(Reuters) - Verizon Communications Inc on Friday asked a federal appeals court to block the Federal Communications Commission from imposing new rules on how Internet service providers manage their networks.
The FCC last Friday said its so-called net neutrality rules were scheduled to take effect on November 20.
These rules would forbid broadband providers from blocking users from accessing lawful content, such as movie files, while giving the providers flexibility to manage their networks and prevent congestion.
Critics call the rules an unwarranted government intrusion into regulating the Internet, including which content consumers may access and which companies may provide that content.
In a filing with the federal appeals court in Washington, D.C., Verizon said the FCC was “arbitrary” and “capricious” and acted beyond its statutory authority in imposing the rules.
The rules “impose potentially sweeping and unneeded regulations on broadband networks and services and on the Internet itself,” Michael Glover, deputy general counsel at Verizon, said in a statement.
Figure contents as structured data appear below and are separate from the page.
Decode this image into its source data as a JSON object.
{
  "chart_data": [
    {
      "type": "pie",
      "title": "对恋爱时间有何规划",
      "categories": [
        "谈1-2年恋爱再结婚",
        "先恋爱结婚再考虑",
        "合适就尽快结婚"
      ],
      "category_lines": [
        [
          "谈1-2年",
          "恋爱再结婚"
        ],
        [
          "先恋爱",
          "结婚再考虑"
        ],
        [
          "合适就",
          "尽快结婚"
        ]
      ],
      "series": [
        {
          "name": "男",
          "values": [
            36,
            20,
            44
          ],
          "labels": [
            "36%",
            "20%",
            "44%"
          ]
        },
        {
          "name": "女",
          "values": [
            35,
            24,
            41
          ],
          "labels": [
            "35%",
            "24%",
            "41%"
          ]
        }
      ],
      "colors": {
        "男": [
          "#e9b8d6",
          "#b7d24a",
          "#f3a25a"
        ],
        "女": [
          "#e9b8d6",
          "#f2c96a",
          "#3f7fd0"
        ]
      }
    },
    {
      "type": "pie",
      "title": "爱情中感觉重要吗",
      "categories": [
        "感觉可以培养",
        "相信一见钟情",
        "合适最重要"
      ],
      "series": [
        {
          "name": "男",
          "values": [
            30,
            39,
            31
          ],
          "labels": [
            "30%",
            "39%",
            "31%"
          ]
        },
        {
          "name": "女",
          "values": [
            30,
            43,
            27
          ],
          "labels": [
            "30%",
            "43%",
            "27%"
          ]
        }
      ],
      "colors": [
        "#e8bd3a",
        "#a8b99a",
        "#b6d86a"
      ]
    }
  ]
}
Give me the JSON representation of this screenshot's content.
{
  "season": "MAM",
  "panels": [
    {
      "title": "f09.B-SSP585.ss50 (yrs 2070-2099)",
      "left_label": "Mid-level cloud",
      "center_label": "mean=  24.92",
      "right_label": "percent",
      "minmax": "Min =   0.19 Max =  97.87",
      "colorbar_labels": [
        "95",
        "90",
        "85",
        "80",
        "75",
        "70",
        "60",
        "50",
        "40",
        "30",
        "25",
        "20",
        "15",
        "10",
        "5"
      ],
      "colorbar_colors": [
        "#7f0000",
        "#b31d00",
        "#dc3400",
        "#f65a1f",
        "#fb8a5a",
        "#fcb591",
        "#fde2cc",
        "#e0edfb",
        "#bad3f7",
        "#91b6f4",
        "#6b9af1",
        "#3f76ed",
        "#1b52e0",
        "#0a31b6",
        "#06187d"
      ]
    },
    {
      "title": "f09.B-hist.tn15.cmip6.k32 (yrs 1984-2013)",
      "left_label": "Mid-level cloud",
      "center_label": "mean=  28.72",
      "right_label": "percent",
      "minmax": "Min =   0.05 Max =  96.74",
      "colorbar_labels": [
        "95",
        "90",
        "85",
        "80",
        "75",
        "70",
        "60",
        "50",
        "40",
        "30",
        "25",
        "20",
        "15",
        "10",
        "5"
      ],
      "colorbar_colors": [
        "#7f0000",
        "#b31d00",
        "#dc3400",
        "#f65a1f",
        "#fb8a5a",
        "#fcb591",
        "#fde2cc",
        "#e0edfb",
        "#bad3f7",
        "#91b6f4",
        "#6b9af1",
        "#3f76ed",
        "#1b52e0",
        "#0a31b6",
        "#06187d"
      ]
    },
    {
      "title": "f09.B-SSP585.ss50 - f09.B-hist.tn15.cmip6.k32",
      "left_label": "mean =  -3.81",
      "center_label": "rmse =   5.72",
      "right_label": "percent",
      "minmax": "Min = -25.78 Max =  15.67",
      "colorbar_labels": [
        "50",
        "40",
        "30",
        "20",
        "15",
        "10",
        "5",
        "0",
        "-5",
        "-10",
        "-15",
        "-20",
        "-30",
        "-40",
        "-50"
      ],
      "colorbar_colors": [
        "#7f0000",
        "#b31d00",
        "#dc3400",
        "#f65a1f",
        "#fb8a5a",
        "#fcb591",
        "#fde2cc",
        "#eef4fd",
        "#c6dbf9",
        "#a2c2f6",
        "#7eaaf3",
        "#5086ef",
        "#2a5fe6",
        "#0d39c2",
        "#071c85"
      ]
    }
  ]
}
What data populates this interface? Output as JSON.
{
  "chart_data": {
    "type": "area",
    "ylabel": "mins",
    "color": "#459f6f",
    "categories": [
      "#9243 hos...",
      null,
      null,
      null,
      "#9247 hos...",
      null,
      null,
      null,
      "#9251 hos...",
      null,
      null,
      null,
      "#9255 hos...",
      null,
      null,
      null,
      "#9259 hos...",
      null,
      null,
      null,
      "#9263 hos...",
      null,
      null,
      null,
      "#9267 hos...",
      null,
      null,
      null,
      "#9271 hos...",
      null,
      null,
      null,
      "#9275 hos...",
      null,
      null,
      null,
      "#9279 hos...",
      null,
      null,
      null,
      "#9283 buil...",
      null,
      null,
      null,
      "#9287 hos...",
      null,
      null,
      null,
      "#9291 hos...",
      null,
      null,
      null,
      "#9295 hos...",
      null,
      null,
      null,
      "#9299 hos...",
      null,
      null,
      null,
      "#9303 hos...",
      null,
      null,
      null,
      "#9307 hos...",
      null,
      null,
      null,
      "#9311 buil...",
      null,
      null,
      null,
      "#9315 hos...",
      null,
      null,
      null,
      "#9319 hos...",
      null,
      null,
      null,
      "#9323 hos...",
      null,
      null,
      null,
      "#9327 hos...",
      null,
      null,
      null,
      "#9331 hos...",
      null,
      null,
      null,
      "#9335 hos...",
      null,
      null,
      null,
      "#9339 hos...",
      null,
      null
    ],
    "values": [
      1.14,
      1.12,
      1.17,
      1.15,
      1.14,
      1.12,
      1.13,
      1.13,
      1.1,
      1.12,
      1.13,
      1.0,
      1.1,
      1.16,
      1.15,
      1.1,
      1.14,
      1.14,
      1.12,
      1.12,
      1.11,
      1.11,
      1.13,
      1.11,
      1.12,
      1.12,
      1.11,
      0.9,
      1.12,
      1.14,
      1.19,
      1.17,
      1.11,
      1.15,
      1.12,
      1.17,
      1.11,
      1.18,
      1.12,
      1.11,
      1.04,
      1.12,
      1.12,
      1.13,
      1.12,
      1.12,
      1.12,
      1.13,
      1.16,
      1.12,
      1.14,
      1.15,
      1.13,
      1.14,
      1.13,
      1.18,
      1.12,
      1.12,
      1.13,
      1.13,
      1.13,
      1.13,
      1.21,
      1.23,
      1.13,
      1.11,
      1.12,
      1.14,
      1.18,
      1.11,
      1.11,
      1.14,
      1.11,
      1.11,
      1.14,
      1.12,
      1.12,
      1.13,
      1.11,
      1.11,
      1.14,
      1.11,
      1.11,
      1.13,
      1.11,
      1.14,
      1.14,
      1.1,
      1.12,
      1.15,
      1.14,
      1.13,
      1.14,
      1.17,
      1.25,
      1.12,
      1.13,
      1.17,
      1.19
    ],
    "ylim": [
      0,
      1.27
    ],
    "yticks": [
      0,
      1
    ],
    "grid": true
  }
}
“Verizon is fully committed to an open Internet, he added.
New York-based Verizon is one of the largest U.S. phone companies, and with Vodafone Group Plc owns Verizon Wireless, the largest U.S. mobile phone service.
The FCC did not respond to requests for comment. It has said the rules boost predictability, stimulate investment and ensure job creation and economic growth.
Some public interest groups have also criticized the FCC rules, saying they are weak and favor some phone and cable companies with large Internet presences, such as AT&T Inc and Comcast Corp.
The D.C. Circuit in April threw out a challenge by Verizon and MetroPCS Communications Inc to the rules, calling it premature.
FCC rulemaking generally cannot be challenged until rules are published in the Federal Register, as the agency has now done.
In April, the Republican-controlled House of Representatives voted to overturn the FCC rules. That effort faces a tougher battle in the Democratic-controlled Senate.
The White House has said advisers to President Barack Obama would recommend a veto of any resolution against the rules.
The case is Verizon v. FCC et al, D.C. Circuit Court of Appeals, No. 11-1359.